Bu süreçte, elbette İslamî kesimin ana ideolojisi, “sıra bizde” olmuştur. İster zengin olmak isteyenler söz konusu olsun, böyle olmuştur, isterse samimi olarak İslamî bir devlet oluşturmak isteyenler için olsun, böyle olmuştur. Sıra bizde, İslamî kesimin kendi aralarında rahatlıkla kullandıkları şifre gibi iş görmüştür.

Ama aradan epey zaman geçti.

Bugün, rantla, soygunla, yağma ile zenginleşen yeni İslamî kesimler, hem kendi aralarında ayrışma sürecine girmiştir, hem de toptan bu zenginler, “İslamî taban”dan kopmuş, uzaklaşmıştır. “İslami taban”ın kendini hâlâ kullandırıyor olması ise apayrı bir konudur.

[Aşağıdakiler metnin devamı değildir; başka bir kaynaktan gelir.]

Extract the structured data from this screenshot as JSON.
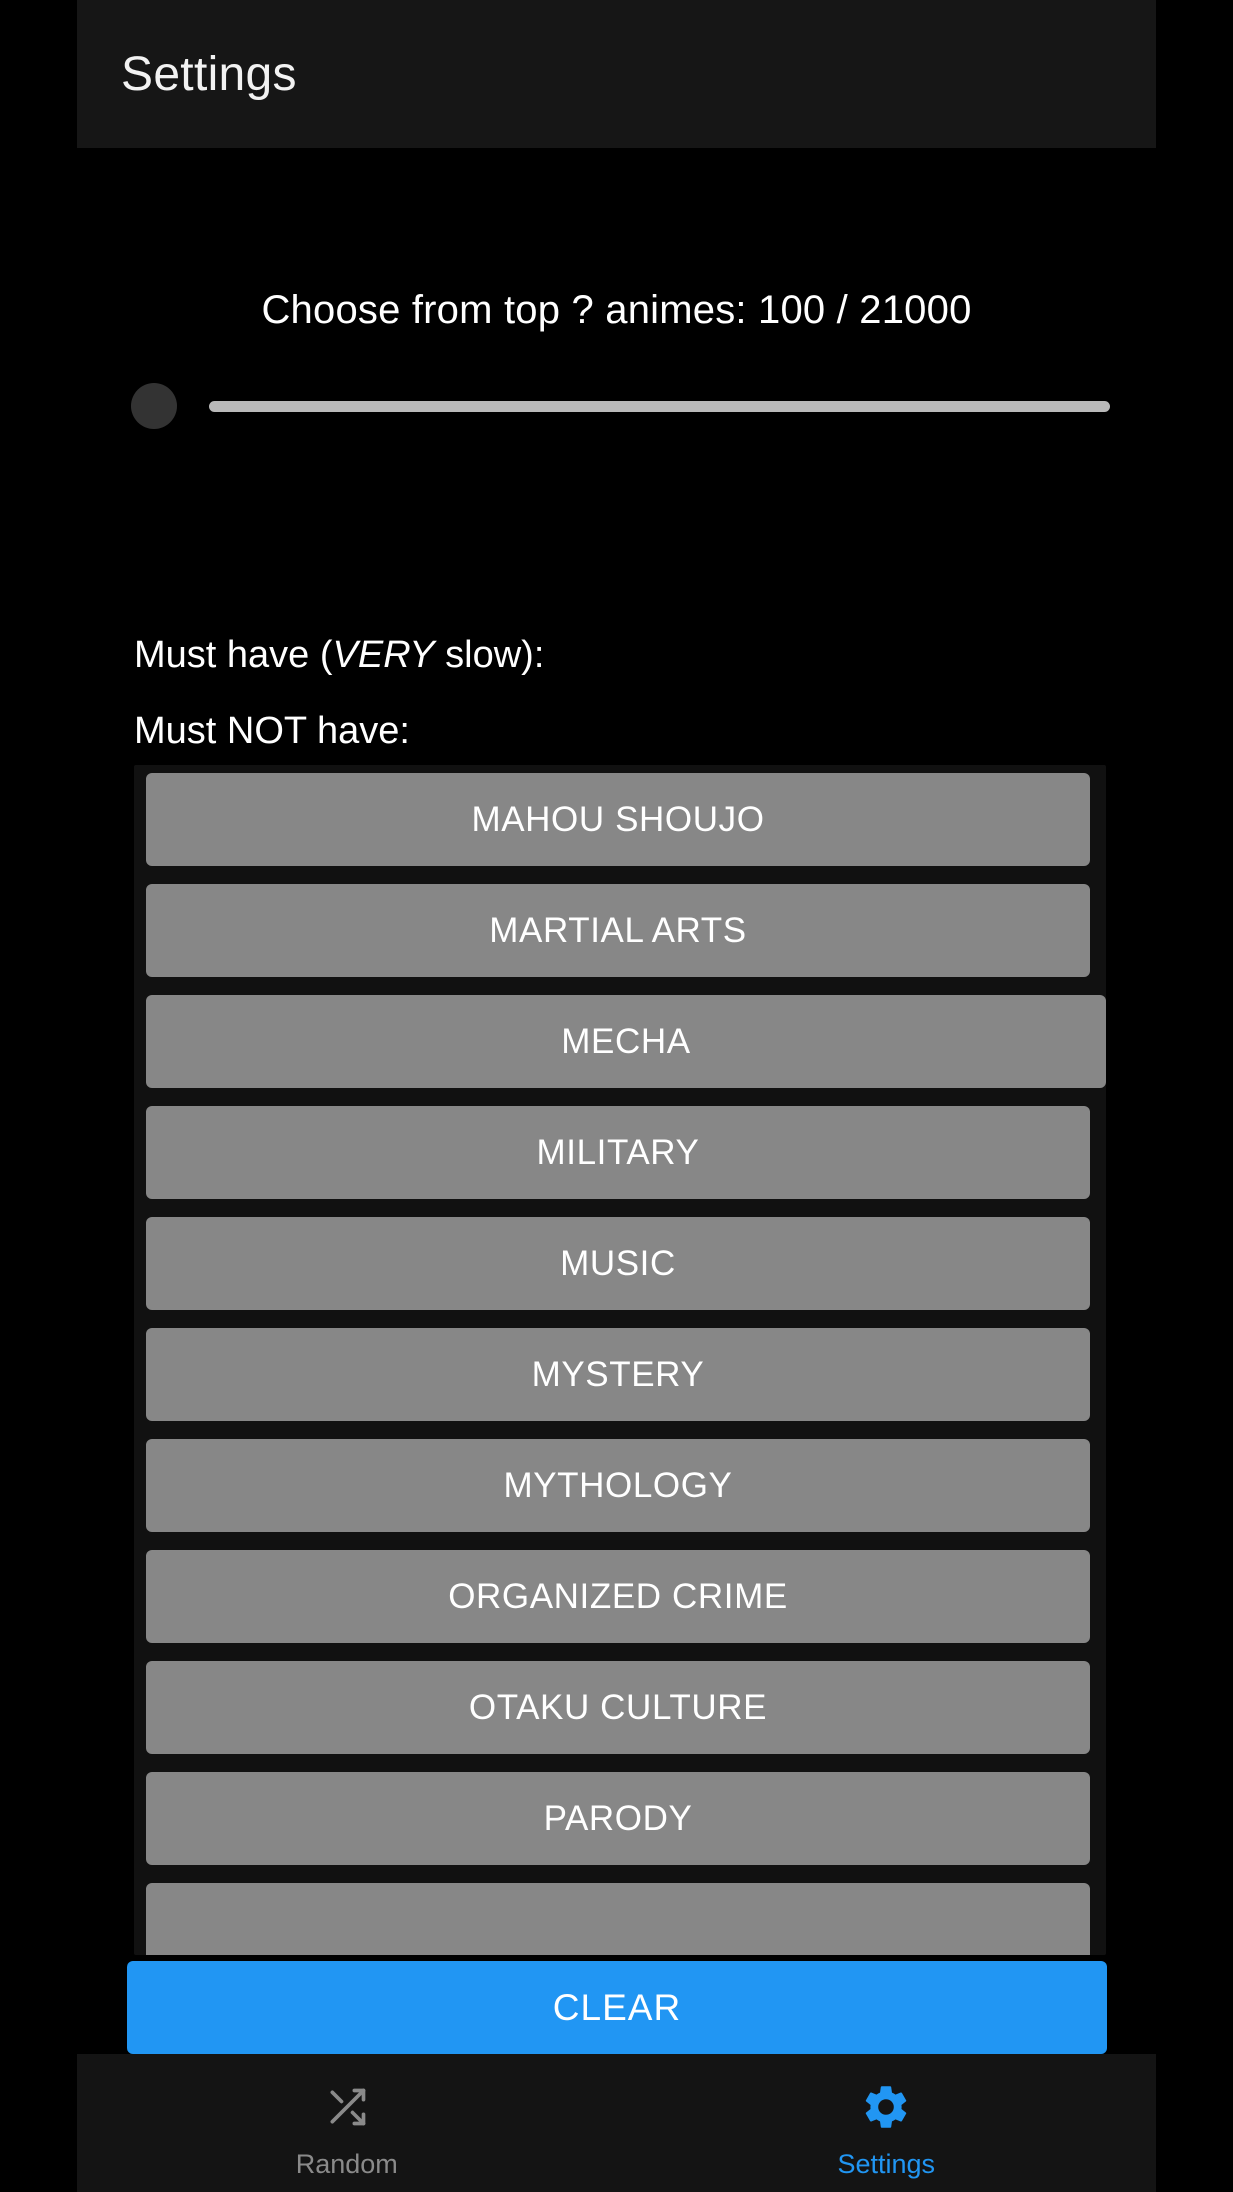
{
  "header": {
    "title": "Settings"
  },
  "slider": {
    "label": "Choose from top ? animes: 100 / 21000",
    "value": 100,
    "max": 21000,
    "thumb_position_percent": 0,
    "track_color": "#b9b9b9",
    "thumb_color": "#333333"
  },
  "filters": {
    "must_have_prefix": "Must have (",
    "must_have_emphasis": "VERY",
    "must_have_suffix": " slow):",
    "must_not_have_label": "Must NOT have:"
  },
  "genres": [
    {
      "label": "MAHOU SHOUJO",
      "wide": false
    },
    {
      "label": "MARTIAL ARTS",
      "wide": false
    },
    {
      "label": "MECHA",
      "wide": true
    },
    {
      "label": "MILITARY",
      "wide": false
    },
    {
      "label": "MUSIC",
      "wide": false
    },
    {
      "label": "MYSTERY",
      "wide": false
    },
    {
      "label": "MYTHOLOGY",
      "wide": false
    },
    {
      "label": "ORGANIZED CRIME",
      "wide": false
    },
    {
      "label": "OTAKU CULTURE",
      "wide": false
    },
    {
      "label": "PARODY",
      "wide": false
    },
    {
      "label": "",
      "wide": false
    }
  ],
  "actions": {
    "clear_label": "CLEAR",
    "clear_color": "#2196f3"
  },
  "bottom_nav": {
    "items": [
      {
        "label": "Random",
        "icon": "shuffle-icon",
        "active": false,
        "color": "#8a8a8a"
      },
      {
        "label": "Settings",
        "icon": "gear-icon",
        "active": true,
        "color": "#2196f3"
      }
    ]
  }
}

Bir kere inandın mı, görmemek için çok bahane bulabilirsin.

İslamî azınlığın para ile ve iktidar ile dansı, oldukça şiddetli, oldukça çürütücü olmuştur. Kapitalizm, meta üretimi, pazar ekonomisi, kendi yasalarını işletmiş ve “İslam” ile örtülen sınıf çelişkileri, artık örtünün altından görünmeye başlamıştır.

Bu süre içinde Saray Rejimi oluşturulmuştur.

Erdoğan, 3. Havalimanı’nın tuhaf açılış töreni için yaptırdığı afişlerde, kendini “Türkiye Cumhurbaşkanı” diye adlandırmıştır. 29 Ekim Cumhuriyetinin ilanının 95. yılına denk gelen bu açılış töreninde Erdoğan, Türkiye Cumhuriyetinin Cumhurbaşkanı yerine, “Türkiye Cumhurbaşkanı” terimi ile lanse edilmiştir. Saray Rejimi budur.

Saray Rejimi, sadece yoğun bir şiddet, polis ve ordunun çeteleşmesi ve yeni silâhlı çetelerin devreye sokulması demek değildir. Aynı zamanda, İslamî “ruhban” sınıfının, İslamî bir oligarşinin diyanet başkanlığında çöreklenmesi de demektir. Bu “İslamî din oligarşisi”, hem kendisi zenginleşmiş, hem de yeni zenginler ve iktidar sahiplerinin soygunları, yağmaları için fetvalar vermekten geri durmamıştır.

Doğrusu, tüm bunlar Amerikalı “efendiler”in işine gelmektedir.

Ama bu arada ise, “İslamî taban”ın geniş kesimlerinde, fakirleşme, yeni tarzda horlanma artmaktadır. Bu geniş İslamî kesimler, ancak birer çete mensubu olacaklarsa işe yarar durumda kalabilir ve iktidarın çevresini sarabilir. Bunun dışında kalanlar ise, işçi ve emekçi olmanın tüm gerçeklerini, kapitalist egemenliğin tüm gerçeklerini bir kere daha algılamak, bir kere daha kavramak zorunda kalacaklardır. Bugün, bunun eşiğine gelinmektedir.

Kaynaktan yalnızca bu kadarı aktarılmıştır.